If the system in Canada and the UK is so bad then why hasn't it been changed? France, Australia, the Scandinavian countries and many, many others have similar systems and they aren't going to get rid of them. Why? Because they are far superior to the dog eat dog approach America has to health care, there is now way will touch the American system with a barge-pole. The rest of us - spare me, "I'm American, I don't give a shit what a ferriner thinks" - are stunned that you people continue with your shitty system. A triumph of propaganda over common sense. If I want to scare America all I have to do is yell, "this is socialist!" and there's screaming and yelling and pitchforks as the good folks come out to do battle with the latest evil socialist programme.
But keep deluding yourself, don't let facts get in your way.
Stop that crap. You are seeking out failures caused by ideology. If a national health system is underfunded it will fail. That's a given. In the UK if they have failed to properly fund the NHS then it will fail, in parts. But I don't hear anyone calling for it to be replaced. It apparently needs more funding in the UK.
Now, how about France? What about a success story? No?
In my country we have a successful two-tier system. It pisses off the ideologues in both sides because it allows people to have private insurance and use a private doctor/surgeon and seek treatment in a private hospital if they can afford the insurance. The beauty of it is that it takes the pressure off the public system. Pragmatists love it, the ideologues don't. But neither the free marketeers nor the pure nationalisers will win the debate because the ordinary people, pragmatic voters, know it works.

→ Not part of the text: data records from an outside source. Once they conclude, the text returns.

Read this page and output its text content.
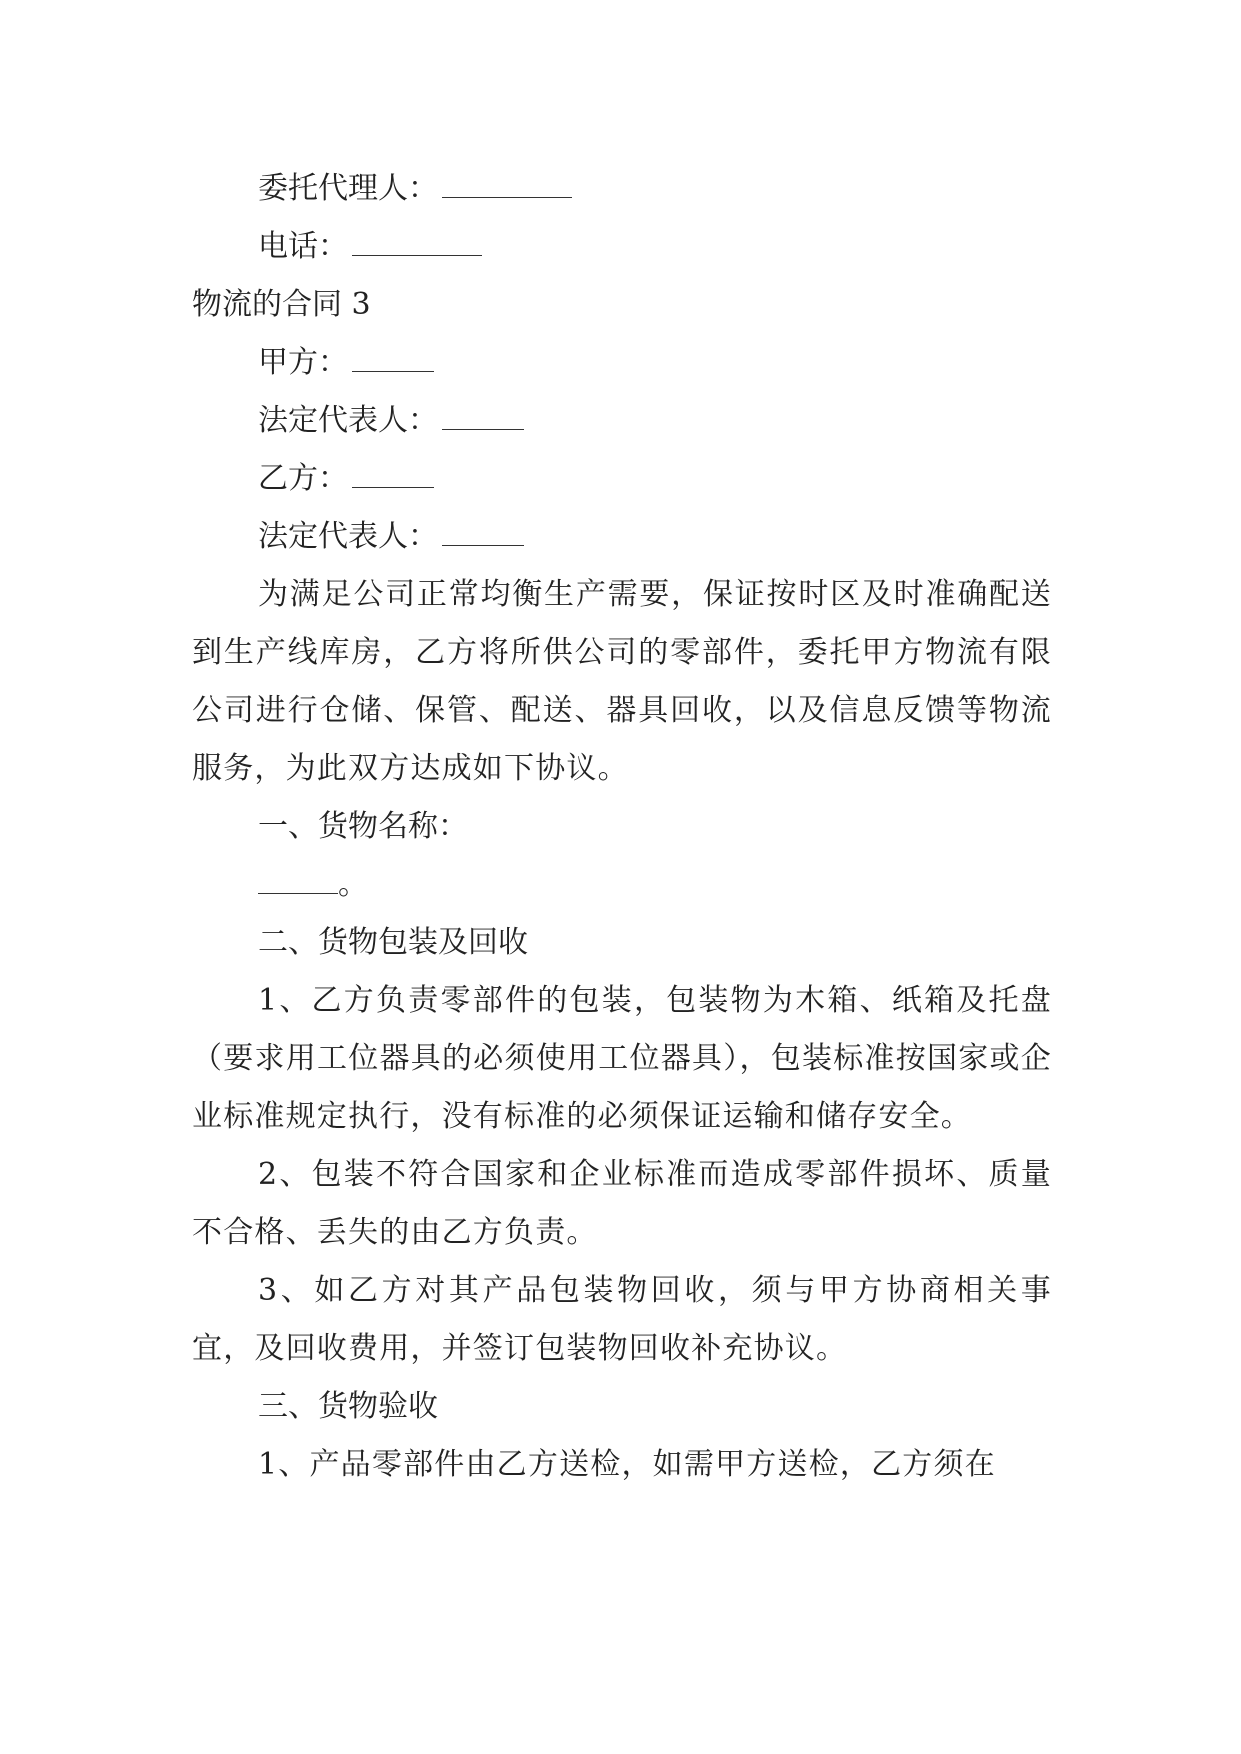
委托代理人：
电话：
物流的合同 3
甲方：
法定代表人：
乙方：
法定代表人：

为满足公司正常均衡生产需要，保证按时区及时准确配送到生产线库房，乙方将所供公司的零部件，委托甲方物流有限公司进行仓储、保管、配送、器具回收，以及信息反馈等物流服务，为此双方达成如下协议。

一、货物名称：
。
二、货物包装及回收

1、乙方负责零部件的包装，包装物为木箱、纸箱及托盘（要求用工位器具的必须使用工位器具），包装标准按国家或企业标准规定执行，没有标准的必须保证运输和储存安全。

2、包装不符合国家和企业标准而造成零部件损坏、质量不合格、丢失的由乙方负责。

3、如乙方对其产品包装物回收，须与甲方协商相关事宜，及回收费用，并签订包装物回收补充协议。

三、货物验收

1、产品零部件由乙方送检，如需甲方送检，乙方须在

They are superior in cost savings. But we both know that is not the be all and end all of makes for quality health care. In terms of technology, services, resources and responsiveness the U.S. is number one or very near the top. The WHO report so often cited by critics of our system around here will back me on that.
Not perfomring enough surgeries isn't underfunding. That's not enough PEOPLE in the publicly funded system to do surgeries.
You claimed the UK had problems because it was underfunded. But the example was about them not able to perform enough surgeries to meet demand. Maybe the don't have enough operating rooms or enough surgeons or whatever, but that isn't a funding problem.
heath care and health care SYSTEM are two very different things, folks.
We have wonderful health care in this nation, and at the same time we have the worst health care SYSTEM in the industrialized world.
Fairness of financial contribution: When WHO measured the fairness of financial contribution to health systems, countries lined up differently. The measurement is based on the fraction of a households capacity to spend (income minus food expenditure) that goes on health care (including tax payments, social insurance, private insurance and out of pocket payments). Colombia was the top-rated country in this category, followed by Luxembourg, Belgium, Djibouti, Denmark, Ireland, Germany, Norway, Japan and Finland.
Oh okay, thanks for that.
But - not being facetious here - perhaps they have too many people or not enough hospitals. Either way it seems to me to be incompetent government. But given the Blair years I'm not surprised and before Blair was Major and the Thatcher nutter, so again I'm not surprised.
The problem for me was the standards by which countries were ranked in cost.